Sirinn froze. There are moments when the truth can make or break a relationship, and it was one of those moments. He inhaled, then decided that honesty is the best option in love.

“To tell you the truth... I’m not quite beauhemian, my love. I look beauhemian, but I’m not!”

“You’re joking, yes? You cannot be a human with those pointy ears. A dwarf is not even an option. An elf? Have you been sick as a child, maybe?”

“No, Estella. No elf. No.”

He was quite upset now.

“I’m yellé, Estella. The Free people. The ones who refused to change when the humans came. The ones who hunt barefoot in the forest. The ones who sleep in the rain and revel in it. The...”

“He’s a head-hunter, sis, it’s obvious,” said Ulius. “Those neolithic savages from the Islands.”

“Savages? You take a stone and make a tool out of it. I dare you, Ulius! Let’s see your science at work!”

“Calm down, my love!” said Estella, putting her hand on his arm. “I love you anyway, be you whatever. Every moment from now to the end of my life, I’ll fall in love with you.”

“Bleah!” whispered Vellantina.

“My dearest dove!” Sirinn sighed. “I’ll do the same, love you every moment, with every blink of my eyes and every beat of my heart!”

“Beurch!” whispered Ulius back to the Protectoress, hugging her by the shoulders and kissing her temple. She tucked herself into him, and they kissed rapidly and furtively, nibbling each other lips while the others were occupied with themselves.

“But why pretend to be a…well… beauhemian?” had asked Estella meanwhile.

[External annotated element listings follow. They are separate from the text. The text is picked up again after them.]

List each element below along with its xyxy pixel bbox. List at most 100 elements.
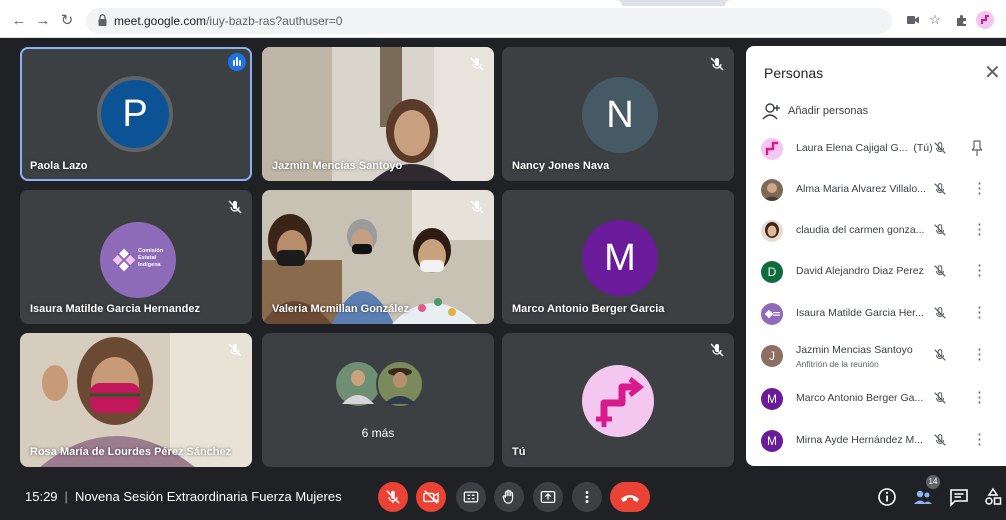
meeting-info: 15:29 | Novena Sesión Extraordinaria Fuerz… bbox=[25, 489, 342, 504]
mic-off-icon bbox=[386, 490, 400, 504]
participant-row[interactable]: Laura Elena Cajigal G... (Tú) bbox=[746, 130, 1006, 166]
add-people-label: Añadir personas bbox=[788, 105, 869, 117]
more-options-button[interactable] bbox=[572, 482, 602, 512]
profile-avatar[interactable] bbox=[976, 11, 994, 29]
back-icon[interactable]: ← bbox=[10, 12, 28, 30]
participant-row[interactable]: Isaura Matilde Garcia Her... ⋮ bbox=[746, 295, 1006, 331]
more-options-icon[interactable]: ⋮ bbox=[972, 389, 987, 407]
participant-tile[interactable]: Valeria Mcmillan González bbox=[262, 190, 494, 324]
muted-mic-icon bbox=[934, 183, 946, 195]
participant-tile[interactable]: N Nancy Jones Nava bbox=[502, 47, 734, 181]
muted-mic-icon bbox=[470, 200, 484, 214]
forward-icon[interactable]: → bbox=[34, 12, 52, 30]
panel-title: Personas bbox=[764, 65, 824, 81]
participant-row[interactable]: J Jazmin Mencias Santoyo Anfitrión de la… bbox=[746, 337, 1006, 373]
participant-name: Marco Antonio Berger Garcia bbox=[512, 303, 665, 315]
divider: | bbox=[64, 489, 68, 504]
participant-tile[interactable]: Rosa María de Lourdes Pérez Sánchez bbox=[20, 333, 252, 467]
leave-call-button[interactable] bbox=[610, 482, 650, 512]
more-options-icon[interactable]: ⋮ bbox=[972, 304, 987, 322]
participant-thumbnail bbox=[376, 360, 424, 408]
muted-mic-icon bbox=[934, 307, 946, 319]
participant-tile[interactable]: Comisión Estatal Indígena Isaura Matilde… bbox=[20, 190, 252, 324]
avatar: Comisión Estatal Indígena bbox=[100, 222, 176, 298]
camera-toggle-button[interactable] bbox=[416, 482, 446, 512]
muted-mic-icon bbox=[934, 349, 946, 361]
activities-icon[interactable] bbox=[982, 486, 1004, 508]
participant-name: Tú bbox=[512, 446, 526, 458]
other-tab[interactable] bbox=[725, 0, 1006, 6]
participant-count-badge: 14 bbox=[926, 475, 940, 489]
muted-mic-icon bbox=[934, 434, 946, 446]
captions-button[interactable] bbox=[456, 482, 486, 512]
participant-tile[interactable]: P Paola Lazo bbox=[20, 47, 252, 181]
more-participants-tile[interactable]: 6 más bbox=[262, 333, 494, 467]
bookmark-star-icon[interactable]: ☆ bbox=[926, 11, 944, 29]
participant-name: Laura Elena Cajigal G... (Tú) bbox=[796, 142, 933, 154]
avatar: M bbox=[761, 388, 783, 410]
chat-icon[interactable] bbox=[948, 486, 970, 508]
muted-mic-icon bbox=[228, 200, 242, 214]
extensions-icon[interactable] bbox=[952, 11, 970, 29]
meeting-control-bar: 15:29 | Novena Sesión Extraordinaria Fuerz… bbox=[0, 474, 1006, 520]
close-icon[interactable]: ✕ bbox=[984, 60, 1001, 85]
meeting-details-icon[interactable] bbox=[876, 486, 898, 508]
reload-icon[interactable]: ↻ bbox=[58, 12, 76, 30]
camera-indicator-icon[interactable] bbox=[904, 11, 922, 29]
participant-name: David Alejandro Diaz Perez bbox=[796, 265, 924, 277]
active-tab[interactable] bbox=[0, 0, 622, 6]
people-panel: Personas ✕ Añadir personas Laura Elena C… bbox=[746, 46, 1006, 466]
url-host: meet.google.com bbox=[114, 14, 207, 28]
participant-tile[interactable]: Jazmín Mencías Santoyo bbox=[262, 47, 494, 181]
participant-tile[interactable]: M Marco Antonio Berger Garcia bbox=[502, 190, 734, 324]
pin-icon[interactable] bbox=[972, 139, 982, 157]
microphone-toggle-button[interactable] bbox=[378, 482, 408, 512]
avatar bbox=[582, 365, 654, 437]
present-icon bbox=[540, 491, 556, 503]
avatar: N bbox=[582, 77, 658, 153]
participant-row[interactable]: claudia del carmen gonza... ⋮ bbox=[746, 212, 1006, 248]
meeting-time: 15:29 bbox=[25, 489, 58, 504]
participant-name: Mirna Ayde Hernández M... bbox=[796, 434, 924, 446]
tab-strip bbox=[0, 0, 1006, 6]
more-options-icon[interactable]: ⋮ bbox=[972, 180, 987, 198]
address-bar[interactable]: meet.google.com/iuy-bazb-ras?authuser=0 bbox=[86, 8, 892, 34]
participant-name: Alma Maria Alvarez Villalo... bbox=[796, 183, 926, 195]
more-vert-icon bbox=[585, 491, 589, 503]
participant-row[interactable]: D David Alejandro Diaz Perez ⋮ bbox=[746, 253, 1006, 289]
participant-name: Jazmín Mencías Santoyo bbox=[272, 160, 403, 172]
camera-off-icon bbox=[423, 490, 439, 504]
muted-mic-icon bbox=[934, 142, 946, 154]
url-path: /iuy-bazb-ras?authuser=0 bbox=[206, 14, 343, 28]
add-people-button[interactable]: Añadir personas bbox=[762, 102, 868, 122]
speaking-indicator-icon bbox=[228, 53, 246, 71]
present-screen-button[interactable] bbox=[533, 482, 563, 512]
muted-mic-icon bbox=[710, 57, 724, 71]
more-options-icon[interactable]: ⋮ bbox=[972, 346, 987, 364]
participant-name: Jazmin Mencias Santoyo bbox=[796, 344, 913, 356]
more-options-icon[interactable]: ⋮ bbox=[972, 431, 987, 449]
participant-name: Valeria Mcmillan González bbox=[272, 303, 409, 315]
avatar: M bbox=[761, 430, 783, 452]
more-options-icon[interactable]: ⋮ bbox=[972, 262, 987, 280]
raise-hand-button[interactable] bbox=[494, 482, 524, 512]
participant-row[interactable]: Alma Maria Alvarez Villalo... ⋮ bbox=[746, 171, 1006, 207]
captions-icon bbox=[463, 491, 479, 503]
participant-thumbnail bbox=[334, 360, 382, 408]
people-icon[interactable] bbox=[912, 486, 934, 508]
participant-tile[interactable]: Tú bbox=[502, 333, 734, 467]
muted-mic-icon bbox=[710, 343, 724, 357]
participant-name: Paola Lazo bbox=[30, 160, 88, 172]
more-options-icon[interactable]: ⋮ bbox=[972, 221, 987, 239]
avatar bbox=[761, 220, 783, 242]
avatar bbox=[761, 303, 783, 325]
participant-row[interactable]: M Mirna Ayde Hernández M... ⋮ bbox=[746, 422, 1006, 458]
participant-row[interactable]: M Marco Antonio Berger Ga... ⋮ bbox=[746, 380, 1006, 416]
avatar: M bbox=[582, 220, 658, 296]
meeting-title: Novena Sesión Extraordinaria Fuerza Muje… bbox=[74, 489, 342, 504]
browser-toolbar: ← → ↻ meet.google.com/iuy-bazb-ras?authu… bbox=[0, 0, 1006, 38]
url-text: meet.google.com/iuy-bazb-ras?authuser=0 bbox=[114, 14, 342, 28]
participant-name: Isaura Matilde Garcia Her... bbox=[796, 307, 924, 319]
muted-mic-icon bbox=[934, 265, 946, 277]
add-person-icon bbox=[762, 103, 780, 120]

“I never said I’m a beauhemian; I just let the others think I am. The story is simple: my tribe lived on the Archipelago’s Capital's outskirts, and life was hard. The humans were cutting the forest down, and food was scarce. Our tribe decided to go hunting on another island, and before they left, my parents took me apart and told me: Look, Sirinn. You are our weakest child, and we’re afraid you won’t make it through the trip. Your brothers and sisters are much stronger. They’ve already hunted explorer, while you still go for dhodos.”

“You have brothers, Sirinn?” asked Estella, interested.

“Five, and two sisters, that was back then. We kinda like big families. So, papa said: there is this nice guy, kind of a sucker for our people, charity society and all, he was talking about Ernest. I think you can make him take you with him, offer you food, shelter, clothes, and an education for free. Make him believe it’s his idea and that you’re doing him a service. And by all means, don’t let him know who you are, or he’ll drop you in the middle of the jungle just to put you in your natural habitat. So I hunted a few cats, skinned them, tanned the skins, made some hats to look like raccoon ones and begun peddling on the main street, where Ernest had business every day. And the rest is history!”

He was quite proud of himself, and Estella smiled back at him, the blindness of her loving heart passing over some minor details of his loved one race: the notorious consumption of human blood or the shrinking of heads.

“You know this kind of scam is so typically beauhemian, don’t you?” sussured Ulius in Vella’s ear.

“Yes, I do!” she replied through her pretend to smile clenched teeth.